Ultimately, it’s best to follow consumer directions on the packaging. Alternatively, consult your healthcare provider for questions about appropriate dosing and usage.
Interactions
Sorbitol should not be taken with calcium or sodium polystyrene sulfonate, which are used to treat high levels of potassium in the blood. Doing so can cause an interaction that leads to intestinal tissue death.
If you’re taking sorbitol to alleviate constipation, avoid using other laxatives simultaneously unless your healthcare provider specifically directs you.
Storage and handling of sorbitol
Most sorbitol can be stored at room temperature, or approximately 77°F (25°C). It should not be frozen or kept in hot environments, as this may reduce its shelf life.
However, many variations of sorbitol products exist, so it’s likely that their shelf lives vary.
If stored correctly, most products typically last 6–12 months, although this depends on the form and brand. Once a product expires, discard it appropriately through a drug take-back event or another safe disposal method.
Pregnancy and breastfeeding
While clinical research on the effects of taking sorbitol while pregnant or breastfeeding is limited, sugar alcohols and polyols are generally considered safe to use in moderation.
Suggested read: What are sugar alcohols, and are they a healthy sugar swap?
Yet, as with other medications and supplements, it’s always a good idea to speak with your healthcare provider before using sorbitol if you’re pregnant or breastfeeding.
Use in specific populations
When used correctly, Sorbitol is generally considered a low-risk laxative for most people, although certain populations should avoid it.
Caution is advised if using sorbitol for children.

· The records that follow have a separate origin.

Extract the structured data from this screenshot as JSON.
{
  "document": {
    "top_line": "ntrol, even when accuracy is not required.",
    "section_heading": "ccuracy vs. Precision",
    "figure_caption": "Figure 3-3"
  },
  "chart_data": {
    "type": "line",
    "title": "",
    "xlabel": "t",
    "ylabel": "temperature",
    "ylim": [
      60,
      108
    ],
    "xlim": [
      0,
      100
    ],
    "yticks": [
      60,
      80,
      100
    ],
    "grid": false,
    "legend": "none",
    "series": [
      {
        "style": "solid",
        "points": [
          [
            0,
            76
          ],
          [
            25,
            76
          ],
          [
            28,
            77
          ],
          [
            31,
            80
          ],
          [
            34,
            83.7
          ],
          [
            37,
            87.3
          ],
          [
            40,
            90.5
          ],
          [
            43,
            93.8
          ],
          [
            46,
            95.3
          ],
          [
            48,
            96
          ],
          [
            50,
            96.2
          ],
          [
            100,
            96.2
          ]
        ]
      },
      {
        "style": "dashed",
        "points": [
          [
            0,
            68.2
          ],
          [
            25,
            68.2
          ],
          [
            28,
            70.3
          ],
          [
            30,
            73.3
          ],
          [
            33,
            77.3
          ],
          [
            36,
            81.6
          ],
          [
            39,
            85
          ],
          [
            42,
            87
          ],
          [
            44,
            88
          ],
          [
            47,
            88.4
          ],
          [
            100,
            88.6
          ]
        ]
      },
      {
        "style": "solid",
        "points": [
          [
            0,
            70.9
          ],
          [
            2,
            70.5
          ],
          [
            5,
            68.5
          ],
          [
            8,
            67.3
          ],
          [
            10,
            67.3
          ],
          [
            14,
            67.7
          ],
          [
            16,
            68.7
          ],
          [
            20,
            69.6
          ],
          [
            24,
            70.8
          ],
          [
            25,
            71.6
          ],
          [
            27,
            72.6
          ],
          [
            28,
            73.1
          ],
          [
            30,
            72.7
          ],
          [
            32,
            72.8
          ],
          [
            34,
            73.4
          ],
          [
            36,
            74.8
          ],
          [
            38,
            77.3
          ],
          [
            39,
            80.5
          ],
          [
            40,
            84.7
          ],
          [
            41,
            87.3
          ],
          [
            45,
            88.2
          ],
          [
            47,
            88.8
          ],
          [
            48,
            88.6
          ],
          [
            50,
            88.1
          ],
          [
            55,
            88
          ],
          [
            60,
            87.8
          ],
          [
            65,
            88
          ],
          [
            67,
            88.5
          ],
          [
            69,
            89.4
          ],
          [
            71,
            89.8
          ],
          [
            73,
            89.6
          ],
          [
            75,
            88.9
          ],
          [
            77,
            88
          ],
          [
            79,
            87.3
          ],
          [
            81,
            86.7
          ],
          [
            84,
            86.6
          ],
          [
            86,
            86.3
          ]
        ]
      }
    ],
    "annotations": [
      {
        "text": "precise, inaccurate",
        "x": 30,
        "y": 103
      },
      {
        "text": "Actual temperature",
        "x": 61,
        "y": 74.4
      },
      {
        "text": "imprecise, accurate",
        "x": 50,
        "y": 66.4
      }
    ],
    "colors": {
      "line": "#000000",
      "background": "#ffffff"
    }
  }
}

It’s best to speak to your healthcare provider for specific dosing for kids.
People with preexisting digestive conditions or sensitivities may also want to avoid the compound.
This includes those following a low FODMAP diet, excluding certain carbs. FODMAP is an acronym for “fermentable oligosaccharides, disaccharides, monosaccharides, and polyols,” and sorbitol is a polyol.
The low FODMAP diet is commonly followed by people with irritable bowel syndrome (IBS). As such, those with this condition should avoid using sorbitol.
As with other medications, it’s best to speak with your healthcare provider about the appropriate use and dosage of sorbitol, especially if you have a chronic health condition.
Sorbitol alternatives
Several low-risk options are available if you’re looking for an alternative to sorbitol to provide laxative effects.
The most similar alternatives are other sugar alcohols like erythritol or xylitol, commonly used in chewing gum and diet drinks.
Other foods that may provide similar laxative effects include:
- Flax and chia seeds. These contain 8–10 grams of stool-promoting fiber per 1/4 cup or 3 tablespoons (30 grams), respectively.
- Kefir. This is a fermented milk product rich in probiotics that can increase regularity and the speed of intestinal transit, add moisture, and bulk up your stool.
- Castor oil. This long-used natural laxative is derived from castor beans, which are full of intestinal-movement-promoting ricinoleic acid.
- Fruits and veggies. High-fiber fruits and veggies like berries and leafy greens can boost stool output.
- Legumes. Beans, chickpeas, lentils, peas, and peanuts are rich in fiber and the compound butyric acid, both promoting regularity.
- Prunes and apples. These are natural sources of sorbitol. They may not be good options for those following a low FODMAP diet.
- Senna. This herb is derived from Senna alexandrina and is found in many common over-the-counter laxatives.
- Aloe vera. Aloe vera latex is often used as a laxative. It contains anthraquinone glycoside, compounds that draw water into the intestines and stimulate your digestive tract.
- Magnesium citrate. This common laxative and nutritional supplement promotes bowel movements.
- Coffee. This beverage is a natural bowel stimulant that triggers intestinal muscle movement in many people.
- Psyllium husk. This rich source of soluble fiber can help soften stool and make it easier to pass.
Sorbitol may also be used with a fiber-rich diet and stool-forming foods to maintain bowel regularity.